Actualités 4 min de lecture Par Noémie Weber
Août 2026 devient le mois le plus chaud jamais mesuré sur Terre
Le service européen Copernicus confirme qu'août 2026 a été le mois le plus chaud jamais enregistré, avec 16,96 °C de moyenne mondiale, du jamais-vu depuis au moins 100 000 ans selon les scientifiques.
Jamais la planète n'avait connu un mois d'août aussi chaud. Selon le bilan publié jeudi par le service météorologique européen Copernicus, août 2026 a été le mois le plus chaud jamais mesuré sur Terre, tous mois confondus, depuis le début des relevés en 1940. La température moyenne de l'air a atteint 16,96 °C, dépassant de justesse le record précédent établi par juillet 2023, qui affichait 16,95 °C.

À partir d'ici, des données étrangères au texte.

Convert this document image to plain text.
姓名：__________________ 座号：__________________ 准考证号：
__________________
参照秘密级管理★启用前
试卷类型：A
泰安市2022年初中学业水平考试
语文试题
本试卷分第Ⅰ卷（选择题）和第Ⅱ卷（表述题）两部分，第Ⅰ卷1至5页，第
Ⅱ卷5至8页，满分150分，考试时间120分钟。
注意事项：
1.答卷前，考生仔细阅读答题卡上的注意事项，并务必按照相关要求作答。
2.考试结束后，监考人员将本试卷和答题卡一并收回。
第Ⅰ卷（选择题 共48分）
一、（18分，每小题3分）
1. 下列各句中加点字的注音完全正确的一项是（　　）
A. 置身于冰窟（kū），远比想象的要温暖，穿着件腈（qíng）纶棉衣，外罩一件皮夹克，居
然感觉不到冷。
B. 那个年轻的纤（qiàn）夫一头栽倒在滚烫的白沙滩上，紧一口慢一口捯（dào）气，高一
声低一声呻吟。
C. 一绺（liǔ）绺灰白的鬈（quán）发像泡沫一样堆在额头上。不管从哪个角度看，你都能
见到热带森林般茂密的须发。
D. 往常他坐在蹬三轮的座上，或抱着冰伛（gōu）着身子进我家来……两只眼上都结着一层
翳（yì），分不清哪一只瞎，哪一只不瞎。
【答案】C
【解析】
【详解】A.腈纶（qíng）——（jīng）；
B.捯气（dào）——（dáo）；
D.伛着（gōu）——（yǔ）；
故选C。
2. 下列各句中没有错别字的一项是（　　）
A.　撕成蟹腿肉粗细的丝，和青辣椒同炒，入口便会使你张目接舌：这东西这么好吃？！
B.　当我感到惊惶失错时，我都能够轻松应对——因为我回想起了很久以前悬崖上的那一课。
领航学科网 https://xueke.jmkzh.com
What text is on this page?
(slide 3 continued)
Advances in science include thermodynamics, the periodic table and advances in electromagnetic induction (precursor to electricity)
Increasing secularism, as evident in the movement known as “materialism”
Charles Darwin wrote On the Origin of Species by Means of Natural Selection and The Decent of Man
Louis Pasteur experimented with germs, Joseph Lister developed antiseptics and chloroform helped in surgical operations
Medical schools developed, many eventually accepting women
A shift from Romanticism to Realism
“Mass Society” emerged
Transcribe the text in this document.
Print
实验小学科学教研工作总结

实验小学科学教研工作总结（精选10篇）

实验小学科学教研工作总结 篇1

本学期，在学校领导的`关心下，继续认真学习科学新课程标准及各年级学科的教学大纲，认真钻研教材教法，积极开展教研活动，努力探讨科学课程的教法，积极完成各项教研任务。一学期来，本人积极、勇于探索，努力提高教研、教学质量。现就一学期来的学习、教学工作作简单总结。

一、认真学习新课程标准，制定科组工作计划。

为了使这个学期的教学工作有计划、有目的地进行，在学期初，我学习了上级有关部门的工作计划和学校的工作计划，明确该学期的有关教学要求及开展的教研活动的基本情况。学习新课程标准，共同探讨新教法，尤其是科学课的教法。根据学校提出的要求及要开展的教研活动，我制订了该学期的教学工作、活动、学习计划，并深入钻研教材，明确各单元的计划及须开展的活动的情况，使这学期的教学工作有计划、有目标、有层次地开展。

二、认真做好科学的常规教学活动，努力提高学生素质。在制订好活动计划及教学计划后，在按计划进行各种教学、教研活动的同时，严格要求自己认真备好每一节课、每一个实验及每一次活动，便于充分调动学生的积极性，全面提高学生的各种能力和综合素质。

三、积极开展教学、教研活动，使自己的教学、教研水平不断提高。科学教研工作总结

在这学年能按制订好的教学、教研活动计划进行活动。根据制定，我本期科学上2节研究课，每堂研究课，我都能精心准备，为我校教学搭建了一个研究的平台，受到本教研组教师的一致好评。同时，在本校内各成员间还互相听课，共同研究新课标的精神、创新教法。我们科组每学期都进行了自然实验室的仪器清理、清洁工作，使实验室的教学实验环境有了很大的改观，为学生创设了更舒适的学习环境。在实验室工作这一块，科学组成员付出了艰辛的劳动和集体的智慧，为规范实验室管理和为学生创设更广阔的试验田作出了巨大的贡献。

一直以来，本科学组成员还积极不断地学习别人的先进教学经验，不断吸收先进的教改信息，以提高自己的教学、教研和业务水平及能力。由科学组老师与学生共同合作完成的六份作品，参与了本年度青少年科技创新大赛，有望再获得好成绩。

« Le mois d'août 2026 a été un mois remarquable dans l'histoire du climat mondial », résume Samantha Burgess, scientifique au Centre européen pour les prévisions météorologiques à moyen terme. « Les humains n'ont pas connu des températures aussi élevées qu'aujourd'hui depuis, selon toute vraisemblance, au moins 100 000 ans », ajoute-t-elle. D'autres sources de données climatiques, s'appuyant sur des éléments remontant bien plus loin que les relevés instrumentaux, permettent aux scientifiques d'estimer que la période actuelle est probablement la plus chaude que la Terre ait connue au cours des 125 000 dernières années.
L'été 2026 dans son ensemble, de juin à août, est également considéré comme le plus chaud jamais enregistré à l'échelle du globe, à égalité avec l'été 2024, précise Copernicus. Cette annonce intervient au lendemain de la publication par l'agence météorologique américaine de son propre bilan, qui a confirmé l'été le plus chaud en plus de 130 ans de relevés aux États-Unis.
De New York à Tokyo, en passant par Rome et New Delhi, l'été a été marqué par des températures extrêmes dans tout l'hémisphère nord. En Europe, la température moyenne de l'air a atteint 20,26 °C en août, soit 1,10 °C au-dessus de la période préindustrielle, ce qui en fait le troisième été le plus chaud jamais enregistré sur le continent. À l'échelle mondiale, la température moyenne du mois d'août a dépassé de 1,65 °C la moyenne des niveaux préindustriels.
Le phénomène climatique El Niño contribue également à faire monter cette année la température des océans de manière cyclique, provoquant sécheresses et inondations. Les scientifiques craignent qu'il n'aggrave le réchauffement tout en amplifiant les phénomènes météorologiques extrêmes. « Le changement climatique rend chaque épisode El Niño plus chaud », confirme Friederike Otto, professeur de climatologie à l'Imperial College de Londres.
Face à ces records, le patron de l'ONU Climat, Simon Stiell, appelle à accélérer la transition énergétique. « Tant que l'humanité continuera de brûler des quantités colossales de charbon, de pétrole et de gaz, la pollution générée continuera de faire surchauffer notre planète, et des vagues de chaleur extrême continueront de pulvériser des records absolus », réagit-il. « Les solutions sont tout aussi claires », insiste-t-il, plaidant pour « une transition plus rapide vers les énergies propres » et « la protection de nos forêts et de l'océan ».
Le bilan humain de ces températures extrêmes commence également à être documenté. Plus de 30 000 décès excédentaires ont été enregistrés selon des données provisoires publiées par la plateforme EuroMomo et par les autorités de santé à la fin du mois d'août. Ces chiffres, encore susceptibles d'évoluer, illustrent l'impact sanitaire croissant des canicules à répétition.
Les agences météorologiques se sont succédé ces dernières semaines pour annoncer des records estivaux, confirmant une tendance de fond. Copernicus, qui s'appuie sur des milliards de mesures satellites, marines et terrestres, souligne que chaque mois de l'été 2026 a figuré parmi les plus chauds jamais enregistrés. Pour les scientifiques, ces données convergentes ne laissent guère de place au doute quant à la trajectoire du climat mondial.